鋸といっても本物の鋸をかたどった楽器としての金属板だ。おそらく、本物の鋸をバイオリンなんかの弓で擦って音を出したのが始まりだろうが、本物は刃があって危ないし硬くて演奏しにくい。そこで、楽器専用の鋸を商品化したんだろうと思われる。
この楽器は Musical Saw。 日本語カタカナでは「ミュージカル・ソウ」ではなく「ミュージック・ソウ」という名で呼ばれている。Singing Saw とも呼ばれる。
Musical Saw |
弦でもなく、太鼓でもなく、管による笛でもない。コンコンとぶつけて音を出すのでもない。
こんな楽器は総称して何楽器というんだろう。
ザックス=ホルンボステル分類という楽器を体系的に分類する方法があ。この分類では「摩擦体鳴楽器 friction idiophon」という耳慣れない区分になるようだ。
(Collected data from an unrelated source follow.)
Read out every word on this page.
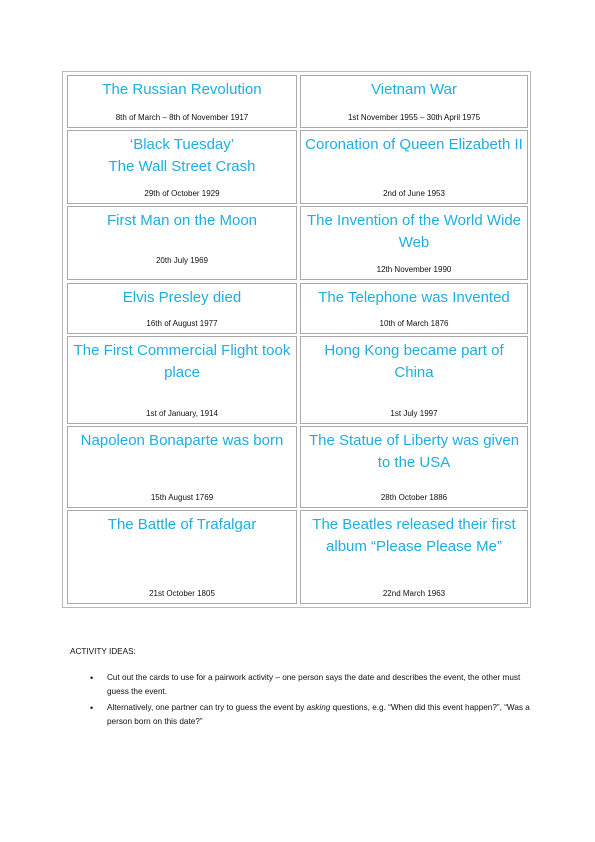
The Russian Revolution
8th of March – 8th of November 1917
Vietnam War
1st November 1955 – 30th April 1975
‘Black Tuesday’
The Wall Street Crash
29th of October 1929
Coronation of Queen Elizabeth II
2nd of June 1953
First Man on the Moon
20th July 1969
The Invention of the World Wide Web
12th November 1990
Elvis Presley died
16th of August 1977
The Telephone was Invented
10th of March 1876
The First Commercial Flight took place
1st of January, 1914
Hong Kong became part of China
1st July 1997
Napoleon Bonaparte was born
15th August 1769
The Statue of Liberty was given to the USA
28th October 1886
The Battle of Trafalgar
21st October 1805
The Beatles released their first album “Please Please Me”
22nd March 1963
ACTIVITY IDEAS:
• Cut out the cards to use for a pairwork activity – one person says the date and describes the event, the other must guess the event.
• Alternatively, one partner can try to guess the event by asking questions, e.g. “When did this event happen?”, “Was a person born on this date?”
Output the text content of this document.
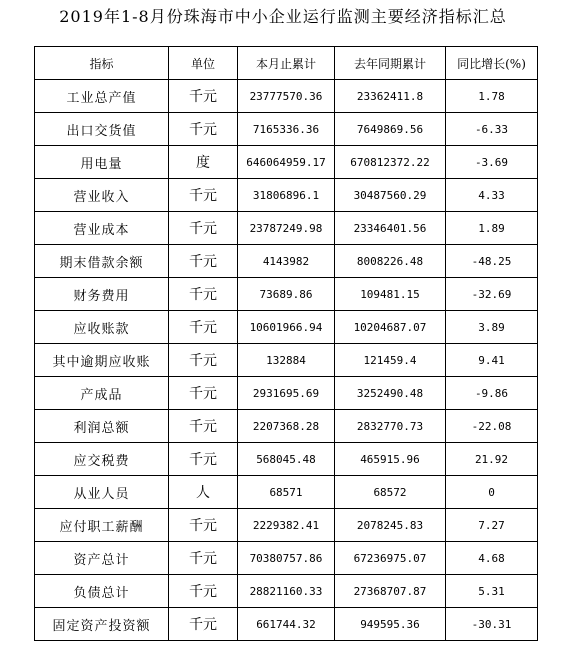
2019年1-8月份珠海市中小企业运行监测主要经济指标汇总
指标	单位	本月止累计	去年同期累计	同比增长(%)
工业总产值	千元	23777570.36	23362411.8	1.78
出口交货值	千元	7165336.36	7649869.56	-6.33
用电量	度	646064959.17	670812372.22	-3.69
营业收入	千元	31806896.1	30487560.29	4.33
营业成本	千元	23787249.98	23346401.56	1.89
期末借款余额	千元	4143982	8008226.48	-48.25
财务费用	千元	73689.86	109481.15	-32.69
应收账款	千元	10601966.94	10204687.07	3.89
其中逾期应收账	千元	132884	121459.4	9.41
产成品	千元	2931695.69	3252490.48	-9.86
利润总额	千元	2207368.28	2832770.73	-22.08
应交税费	千元	568045.48	465915.96	21.92
从业人员	人	68571	68572	0
应付职工薪酬	千元	2229382.41	2078245.83	7.27
资产总计	千元	70380757.86	67236975.07	4.68
负债总计	千元	28821160.33	27368707.87	5.31
固定资产投资额	千元	661744.32	949595.36	-30.31
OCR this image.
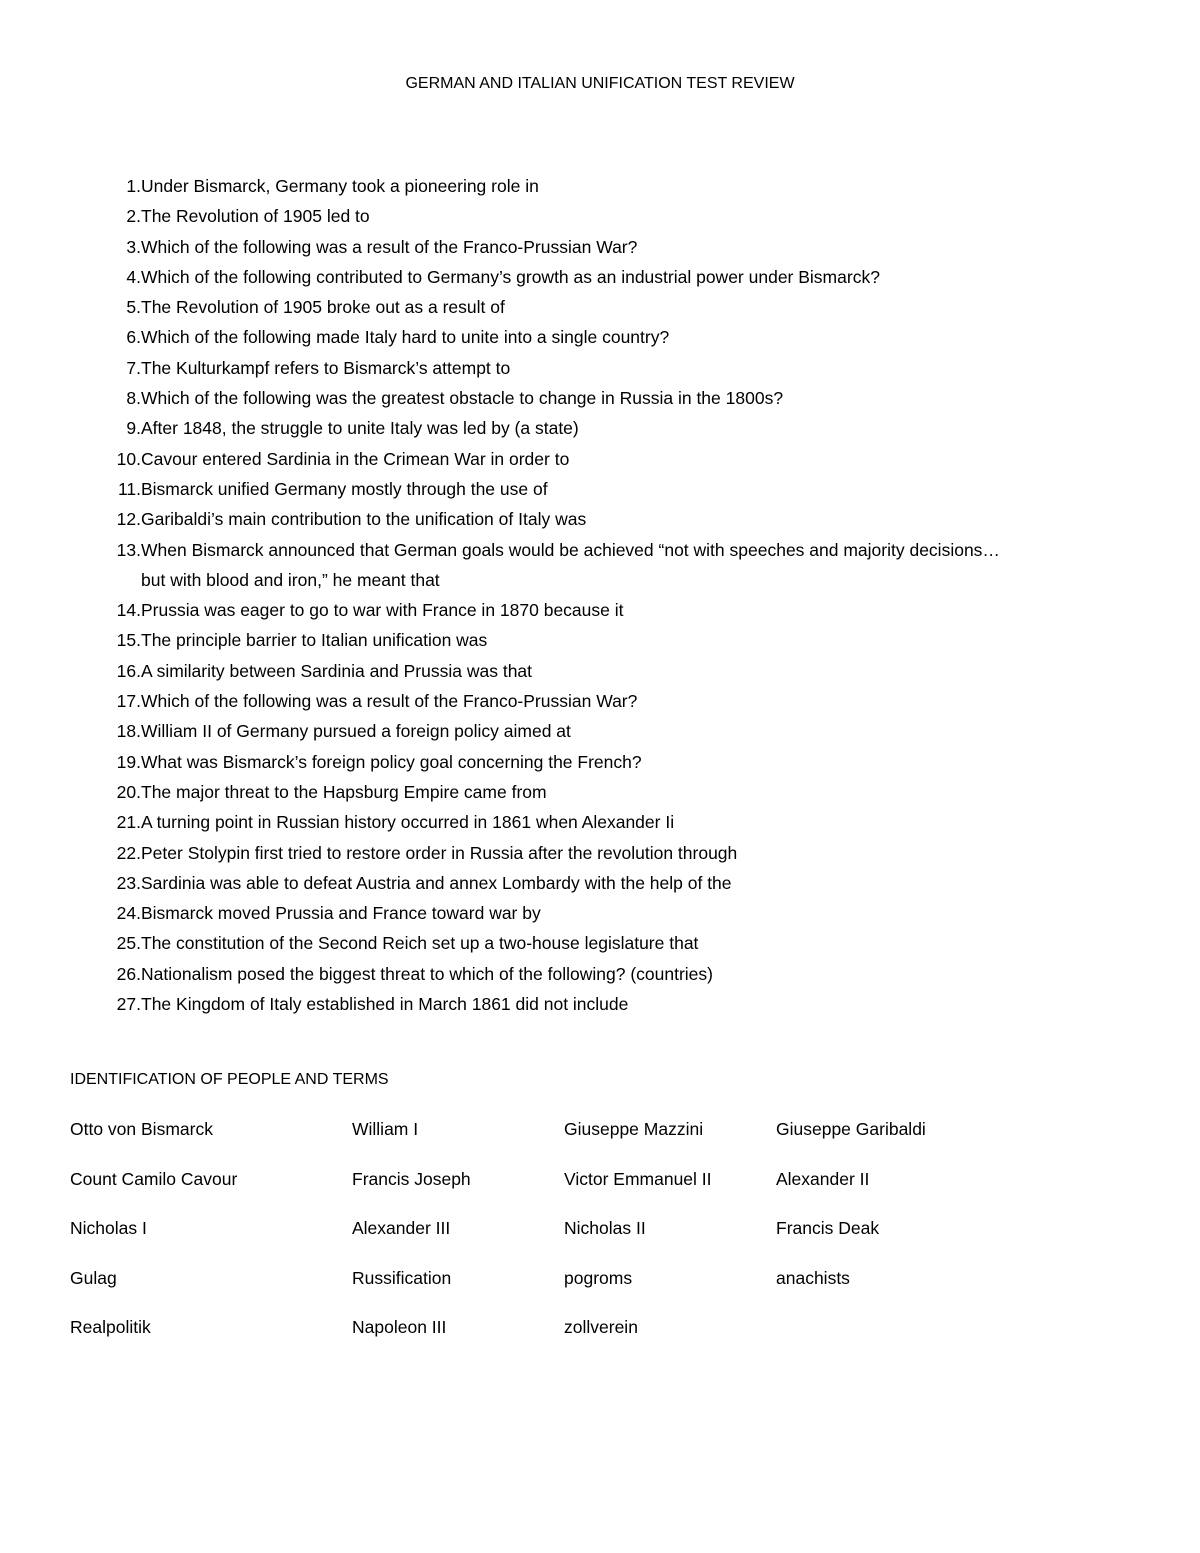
GERMAN AND ITALIAN UNIFICATION TEST REVIEW
1. Under Bismarck, Germany took a pioneering role in
2. The Revolution of 1905 led to
3. Which of the following was a result of the Franco-Prussian War?
4. Which of the following contributed to Germany’s growth as an industrial power under Bismarck?
5. The Revolution of 1905 broke out as a result of
6. Which of the following made Italy hard to unite into a single country?
7. The Kulturkampf refers to Bismarck’s attempt to
8. Which of the following was the greatest obstacle to change in Russia in the 1800s?
9. After 1848, the struggle to unite Italy was led by (a state)
10. Cavour entered Sardinia in the Crimean War in order to
11. Bismarck unified Germany mostly through the use of
12. Garibaldi’s main contribution to the unification of Italy was
13. When Bismarck announced that German goals would be achieved “not with speeches and majority decisions…
but with blood and iron,” he meant that
14. Prussia was eager to go to war with France in 1870 because it
15. The principle barrier to Italian unification was
16. A similarity between Sardinia and Prussia was that
17. Which of the following was a result of the Franco-Prussian War?
18. William II of Germany pursued a foreign policy aimed at
19. What was Bismarck’s foreign policy goal concerning the French?
20. The major threat to the Hapsburg Empire came from
21. A turning point in Russian history occurred in 1861 when Alexander Ii
22. Peter Stolypin first tried to restore order in Russia after the revolution through
23. Sardinia was able to defeat Austria and annex Lombardy with the help of the
24. Bismarck moved Prussia and France toward war by
25. The constitution of the Second Reich set up a two-house legislature that
26. Nationalism posed the biggest threat to which of the following? (countries)
27. The Kingdom of Italy established in March 1861 did not include
IDENTIFICATION OF PEOPLE AND TERMS
Otto von Bismarck	William I	Giuseppe Mazzini	Giuseppe Garibaldi
Count Camilo Cavour	Francis Joseph	Victor Emmanuel II	Alexander II
Nicholas I	Alexander III	Nicholas II	Francis Deak
Gulag	Russification	pogroms	anachists
Realpolitik	Napoleon III	zollverein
楽器の物体そのものに刺激をあたえて音を出すものを「体鳴楽器」というが、これは木琴、拍子木、シンバル、トライアングルなどのパーカッションが含まれる。
ミュージック・ソウは、物体そのものに弓で擦って刺激をあたえるので「摩擦体鳴楽器」ということになるわけだね。
さて、上のイラストで太ももにはさんでいるのがミュージック・ソウ。Sの字形に曲げて、バイオリンなどの弓で擦ると音が出る。
ビブラートを出しやすく、音の高さを滑らかに移動させることができる。
とはいえ、これは音程が不安定だということに通ずる。すこぶる不安定である。音の高さは感覚的につかむ必要があるので、正確な音程を発生させるには熟練が必要。
まあ、この楽器のおもしろいところは、音程がはっきりしないことであって、クネクネ感が持ち味でもある。
熟練すればどんなキー(調)でもいける。転調もOKだし、アラブの音階も、インドの音階も、タイの音階もOKだ。
いい音か気持ちの悪い音かは意見が分かれるだろうが、他の楽器にはない独特の音色であることは間違いない。色っぽい音?も出せるが、女性の太もものほうが色っぽい。